“I am truly honoured to represent Saudi Arabia,”
Those are the words of Nada Abo Alnaja – a trailblazing self-taught squash pioneer who last week wrote her name not only into squash history, but into sporting history.
Beating off competition from four of her country-woman, the 32-year-old – who holds a masters degree in Marketing Management and works full time as manager of support services at Emkan Education – won the wildcard spot at the recent PSA Women’s Masters – the first professional women’s-only sporting event of any kind ever to take place in the Kingdom.
As such, she became the first Saudi female ever to compete not only on the international squash stage but also the first Saudi professional female athlete to compete in Saudi Arabia – earning the opportunity to compete against the best players in the world for a share of a $165,000 prize fund – a fund that is equal that on offer at all Men’s World Series event, a fact that stands out in stark contrast to the opportunities historically available to women in the Kingdom.
“Never in my wildest dreams would I have imagined I would one day stand in front of a Saudi crowd, playing against Camille Serme, in front of all the top players from around the world.
“It has been truly amazing to be a part of the professional tour experience this week and meet the players I have idolised for so long.
“To be the first woman ever to represent Saudi Arabia is an honour for me.”
During a squash era that is dominated by Egyptian triumphs, Abo Alnaja’s story speaks off a different kind of success.
While only the width of the Red Sea separates Abo Alnaja from the Egyptian players she has idolised – like World Champions Nour El Sherbini and Raneem El Welily – her relationship with squash has been the polar-opposite of Egypt’s world beating contingent.
When El Welily, El Sherbini and co were testing their skills on the international circuit in junior competitions, Abo Alnaja was restricted to playing only in a local squash court – without any coaching, competition or opportunities.
It was only last year, 2017, that Saudi women were granted the right to drive vehicles on their own, while the staging of the PSA Women’s Masters comes just weeks after the Saudi General Sports Authority granted women permission to attend professional Saudi Football League matches for the first time – a major shift in the country’s stance towards women.
“I started playing squash in 2008 on a court that was in the gym I went to in Jeddah,” explained Abo Alnaja.
“It was something fun to do to get fit. I thought the game was extremely interesting and ever since I have been a great fan, for many reasons. It is extremely physical, and it requires an incredible amount of technique and skill, all of which helped me have more focus in the gym.
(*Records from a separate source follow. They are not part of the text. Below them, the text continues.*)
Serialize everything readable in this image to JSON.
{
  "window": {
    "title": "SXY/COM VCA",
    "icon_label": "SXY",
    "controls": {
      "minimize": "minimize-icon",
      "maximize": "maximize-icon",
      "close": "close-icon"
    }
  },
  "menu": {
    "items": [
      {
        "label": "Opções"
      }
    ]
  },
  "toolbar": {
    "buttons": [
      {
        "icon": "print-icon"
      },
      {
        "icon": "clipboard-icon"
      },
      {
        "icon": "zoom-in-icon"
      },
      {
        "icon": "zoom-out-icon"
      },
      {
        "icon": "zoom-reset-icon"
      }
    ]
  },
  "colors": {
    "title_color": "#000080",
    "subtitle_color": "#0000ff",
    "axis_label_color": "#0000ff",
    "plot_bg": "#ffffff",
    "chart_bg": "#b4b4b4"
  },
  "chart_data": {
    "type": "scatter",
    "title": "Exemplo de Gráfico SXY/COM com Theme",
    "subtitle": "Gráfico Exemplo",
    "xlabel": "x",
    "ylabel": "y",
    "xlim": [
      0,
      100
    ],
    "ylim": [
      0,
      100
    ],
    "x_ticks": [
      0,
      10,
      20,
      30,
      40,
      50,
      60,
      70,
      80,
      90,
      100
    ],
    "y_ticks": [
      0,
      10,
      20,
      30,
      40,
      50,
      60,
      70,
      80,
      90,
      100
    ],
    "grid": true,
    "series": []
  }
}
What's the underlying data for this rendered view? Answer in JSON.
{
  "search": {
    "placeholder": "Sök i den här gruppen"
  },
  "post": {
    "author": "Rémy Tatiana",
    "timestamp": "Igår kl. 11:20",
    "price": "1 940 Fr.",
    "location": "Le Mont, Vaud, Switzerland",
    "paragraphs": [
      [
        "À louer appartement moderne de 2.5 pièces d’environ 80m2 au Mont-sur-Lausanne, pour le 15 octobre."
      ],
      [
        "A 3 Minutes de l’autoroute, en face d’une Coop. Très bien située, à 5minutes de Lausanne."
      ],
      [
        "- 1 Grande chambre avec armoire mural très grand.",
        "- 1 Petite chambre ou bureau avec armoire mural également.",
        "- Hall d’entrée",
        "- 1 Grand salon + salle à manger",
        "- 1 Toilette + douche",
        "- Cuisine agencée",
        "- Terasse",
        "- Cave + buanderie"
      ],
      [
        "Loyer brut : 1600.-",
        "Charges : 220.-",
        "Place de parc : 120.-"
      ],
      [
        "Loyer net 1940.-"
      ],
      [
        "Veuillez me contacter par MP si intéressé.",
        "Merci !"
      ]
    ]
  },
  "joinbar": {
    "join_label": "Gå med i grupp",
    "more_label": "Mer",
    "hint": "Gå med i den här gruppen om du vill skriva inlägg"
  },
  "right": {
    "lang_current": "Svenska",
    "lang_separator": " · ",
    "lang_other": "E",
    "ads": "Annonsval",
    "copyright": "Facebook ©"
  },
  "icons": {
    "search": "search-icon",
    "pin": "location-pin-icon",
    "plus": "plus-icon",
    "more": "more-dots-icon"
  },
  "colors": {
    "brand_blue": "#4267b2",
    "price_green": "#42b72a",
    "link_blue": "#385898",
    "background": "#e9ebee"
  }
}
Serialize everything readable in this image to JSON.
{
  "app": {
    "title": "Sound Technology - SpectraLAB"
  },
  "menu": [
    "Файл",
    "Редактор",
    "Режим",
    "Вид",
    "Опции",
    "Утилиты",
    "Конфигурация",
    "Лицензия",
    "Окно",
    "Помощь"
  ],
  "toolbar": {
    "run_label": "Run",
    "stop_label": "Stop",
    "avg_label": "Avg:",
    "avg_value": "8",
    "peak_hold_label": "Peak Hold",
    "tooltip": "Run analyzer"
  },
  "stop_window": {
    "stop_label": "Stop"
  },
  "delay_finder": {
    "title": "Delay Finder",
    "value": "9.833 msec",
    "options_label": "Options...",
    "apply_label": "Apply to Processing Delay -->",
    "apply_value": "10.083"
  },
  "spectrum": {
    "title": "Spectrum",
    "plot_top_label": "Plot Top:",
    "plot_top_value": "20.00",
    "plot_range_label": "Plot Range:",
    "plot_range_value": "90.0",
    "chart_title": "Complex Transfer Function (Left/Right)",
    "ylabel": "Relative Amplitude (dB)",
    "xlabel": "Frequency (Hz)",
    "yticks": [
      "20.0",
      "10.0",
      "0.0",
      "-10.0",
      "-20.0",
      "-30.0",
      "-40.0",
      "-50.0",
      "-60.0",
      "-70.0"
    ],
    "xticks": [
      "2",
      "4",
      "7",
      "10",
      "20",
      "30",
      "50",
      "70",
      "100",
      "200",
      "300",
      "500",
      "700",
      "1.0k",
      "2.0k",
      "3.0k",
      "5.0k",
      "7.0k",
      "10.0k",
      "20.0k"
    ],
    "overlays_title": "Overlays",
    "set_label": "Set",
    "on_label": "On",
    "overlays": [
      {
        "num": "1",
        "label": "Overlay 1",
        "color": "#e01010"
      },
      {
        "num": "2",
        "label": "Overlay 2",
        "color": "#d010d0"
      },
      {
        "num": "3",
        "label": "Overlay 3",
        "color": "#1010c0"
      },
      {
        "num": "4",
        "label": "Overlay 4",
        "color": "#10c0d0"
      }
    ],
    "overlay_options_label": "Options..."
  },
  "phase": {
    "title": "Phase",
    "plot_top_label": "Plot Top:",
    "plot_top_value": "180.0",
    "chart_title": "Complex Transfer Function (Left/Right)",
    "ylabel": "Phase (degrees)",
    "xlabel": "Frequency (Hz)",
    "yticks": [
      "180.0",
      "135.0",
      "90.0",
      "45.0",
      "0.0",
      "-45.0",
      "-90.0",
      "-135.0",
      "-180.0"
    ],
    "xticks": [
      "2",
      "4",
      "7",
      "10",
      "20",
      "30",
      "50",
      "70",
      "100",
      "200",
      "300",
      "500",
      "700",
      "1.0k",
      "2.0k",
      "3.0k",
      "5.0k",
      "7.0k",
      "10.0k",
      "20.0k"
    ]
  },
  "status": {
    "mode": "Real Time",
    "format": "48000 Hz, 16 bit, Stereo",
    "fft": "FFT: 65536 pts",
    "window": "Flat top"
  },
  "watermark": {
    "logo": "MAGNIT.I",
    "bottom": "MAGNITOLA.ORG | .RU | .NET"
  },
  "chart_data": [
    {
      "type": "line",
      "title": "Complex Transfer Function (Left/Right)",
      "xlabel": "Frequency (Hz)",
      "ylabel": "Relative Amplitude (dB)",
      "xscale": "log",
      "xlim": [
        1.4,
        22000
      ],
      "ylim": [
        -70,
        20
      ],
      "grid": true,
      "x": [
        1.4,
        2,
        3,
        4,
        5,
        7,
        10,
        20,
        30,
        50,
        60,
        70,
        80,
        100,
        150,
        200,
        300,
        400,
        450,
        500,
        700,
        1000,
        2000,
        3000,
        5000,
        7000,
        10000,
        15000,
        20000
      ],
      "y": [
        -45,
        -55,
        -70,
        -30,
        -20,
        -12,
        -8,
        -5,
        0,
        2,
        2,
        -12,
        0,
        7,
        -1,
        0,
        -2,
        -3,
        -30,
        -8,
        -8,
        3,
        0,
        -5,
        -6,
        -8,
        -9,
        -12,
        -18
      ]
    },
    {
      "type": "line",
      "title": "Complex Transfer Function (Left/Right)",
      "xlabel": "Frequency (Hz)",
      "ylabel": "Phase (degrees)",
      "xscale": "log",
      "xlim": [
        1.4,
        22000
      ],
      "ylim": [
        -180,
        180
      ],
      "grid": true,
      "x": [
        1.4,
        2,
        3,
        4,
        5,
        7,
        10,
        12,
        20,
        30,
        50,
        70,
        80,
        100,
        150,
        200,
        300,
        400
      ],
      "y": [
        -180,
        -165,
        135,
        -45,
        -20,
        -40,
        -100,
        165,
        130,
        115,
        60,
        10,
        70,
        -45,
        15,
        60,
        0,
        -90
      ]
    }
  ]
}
I just couldn’t go and do exercises: I needed a reason to go to the gym. Squash gave me that goal, that motivation.
“However, there were no proper squash coaches available to me, which made it more difficult obviously. Myself and the group of people I played with all played for years without the proper technique, it wasn't until I went to France between 2010-2013 and found a coach there that I learned the correct technique needed to play.
“Around that time, I played with four or five other ladies, but as time went by they became busy or lost interest, so I ended up doing a lot of solo practice and unlike the men we never had any organisation or entity that arranged any official matches, so my only competitive experience was in amicable matches with friends, but they happened very scarcely.”
For Abo Alnaja to swap solo sessions for the challenge of Camille Serme on an all-glass show court is a monumental shift.
The stance towards women in Saudi is changing. Opportunities are out there for Saudi women to test themselves and experience life like never before.
And Abo Alnaja believes the experience she has had, combined with the impact the tournament itself has had on local women, could leave a lasting impact on a growing number of Saudi’s female pioneers.
“Having this event, and having the world's best players come here to play, I believe will have a great impact on squash in the Kingdom of Saudi Arabia.
“I have already been contacted by female squash lovers in the country – the girls are now reaching out to me because of this event, which is amazing, and I hope that we will form a more organised squash community.
“Playing squash in Saudi for a woman is challenging, we have a long way to go to take Saudi Arabia to the next level.
“But being able to watch the professionals in this environment has been a huge source of motivation and drive for me personally. It inspires me to keep practicing and improving my own game, but I also hope that we can create a community here in Saudi Arabia where we will be able to attract coaches to come into the country and offer coaching to females and develop a competitive environment that will help us get experience and eventually allow us to compete internationally.”
With Saudi committing to increase the percentage of women in the nation’s workforce from 23 per cent to 28 per cent as part of the kingdom’s post-oil economy plan Vision 2030, life for Saudi women looks set to be altered forever.
And Abo Alnaja’s name will forever be associated with the beginning of change. She will be associated with the changing of a country’s philosophy, of an era of new opportunities.
“When I was hitting the ball for hours in my club in Jeddah, I would never have imagined where it would take me. So, the lesson is, ladies, whatever it is, if you love something, whatever activity, make up, clothes, if you love it enough, just do it, just put all of your energy in it because you never know where it may take you.”